Пацаны

Нужно сказать, что слово «пацан» в ту пору не было нарицательным (по крайней мере, в условиях Казани), не означало принадлежности к какой-либо группировке. Да и как еще обратишься к группе ребят, кроме как «пацаны», особенно если ты находишься не в своем районе. Кстати сказать, это уже было – «свои» и «чужие» районы. Причем, если вы оказываетесь в чужом районе вдвоем или втроем (а обычно так и ходили), то к вам вполне могли подойти местные и поинтересоваться, кто вы такие, откуда и что вы там делаете. Как правило, их было заметно больше, и вы оказывались в своеобразном кольце интересующихся. Спрашивал всегда кто-то один, причем я не помню случая, чтобы этот разговор сопровождала какая-то агрессивность, но то, что территория под присмотром, показывалась совершенно определенно. Но охотно и помогали разъяснениями, если, предположим, вы запутались и не могли найти нужный адрес, даже провожали и показывали. Но все-таки в «своем» Соцгороде было заметно спокойнее.
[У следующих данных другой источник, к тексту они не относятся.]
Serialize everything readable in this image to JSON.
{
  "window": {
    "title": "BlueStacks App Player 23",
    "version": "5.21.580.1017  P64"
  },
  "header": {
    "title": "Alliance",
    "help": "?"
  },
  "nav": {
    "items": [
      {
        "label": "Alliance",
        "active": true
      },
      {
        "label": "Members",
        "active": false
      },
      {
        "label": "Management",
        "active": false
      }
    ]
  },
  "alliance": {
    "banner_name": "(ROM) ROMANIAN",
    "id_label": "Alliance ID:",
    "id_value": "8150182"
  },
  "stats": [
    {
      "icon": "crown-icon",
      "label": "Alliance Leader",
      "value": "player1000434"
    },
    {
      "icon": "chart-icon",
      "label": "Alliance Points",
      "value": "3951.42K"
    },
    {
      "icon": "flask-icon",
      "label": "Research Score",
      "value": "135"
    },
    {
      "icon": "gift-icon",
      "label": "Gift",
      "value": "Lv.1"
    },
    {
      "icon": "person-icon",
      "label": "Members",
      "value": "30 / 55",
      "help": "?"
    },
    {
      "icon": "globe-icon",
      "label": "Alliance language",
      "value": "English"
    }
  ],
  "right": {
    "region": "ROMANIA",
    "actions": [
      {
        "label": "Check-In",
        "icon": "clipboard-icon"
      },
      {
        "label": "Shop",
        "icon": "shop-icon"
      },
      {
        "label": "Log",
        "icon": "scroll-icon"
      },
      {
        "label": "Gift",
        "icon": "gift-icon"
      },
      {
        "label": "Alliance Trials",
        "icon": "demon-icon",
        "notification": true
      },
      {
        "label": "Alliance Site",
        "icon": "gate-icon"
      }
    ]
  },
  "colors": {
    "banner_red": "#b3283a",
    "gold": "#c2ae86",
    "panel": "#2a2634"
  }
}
Короче, ни один нормальный пацан не стал бы обращаться к чужим со словом «мальчики». Это было абсурдно недопустимо и в принципе рискованно. Именно в этом случае можно было спровоцировать агрессивность местных. По отношению к своим ребятам, с которыми был знаком, обращение «пацан» практически не применялось, за исключением тех случаев, когда, предположим, ты спрашивал: «Вы не видели пацанов из нашего двора?», или «А что это за новенький пацан с вами был?» или что-нибудь в этом духе.

Старшие пацаны делали самопалы. Самопал — это серьезное оружие, наподобие обреза, но выполненное своими руками и в тайне – ни один нормальный родитель не допустил бы, я думаю, изготовления самопала. Приклад делали, кто, как может, не предъявляя особых требований ни к его изяществу, ни к обработке. На него укреплялась трубка – ствол, естественно, стальная, по возможностями с толстыми стенками. Заряжалось это страшное устройство со ствола, обычно шариками от тех же подшипников, затем пыжом из чего угодно, например, бумаги. Вся сложность состояла в придумывании ударника, бойка, в курковом устройстве. Не менее сложным было нахождение капсюля, ну, и конечно, изготовление заряда.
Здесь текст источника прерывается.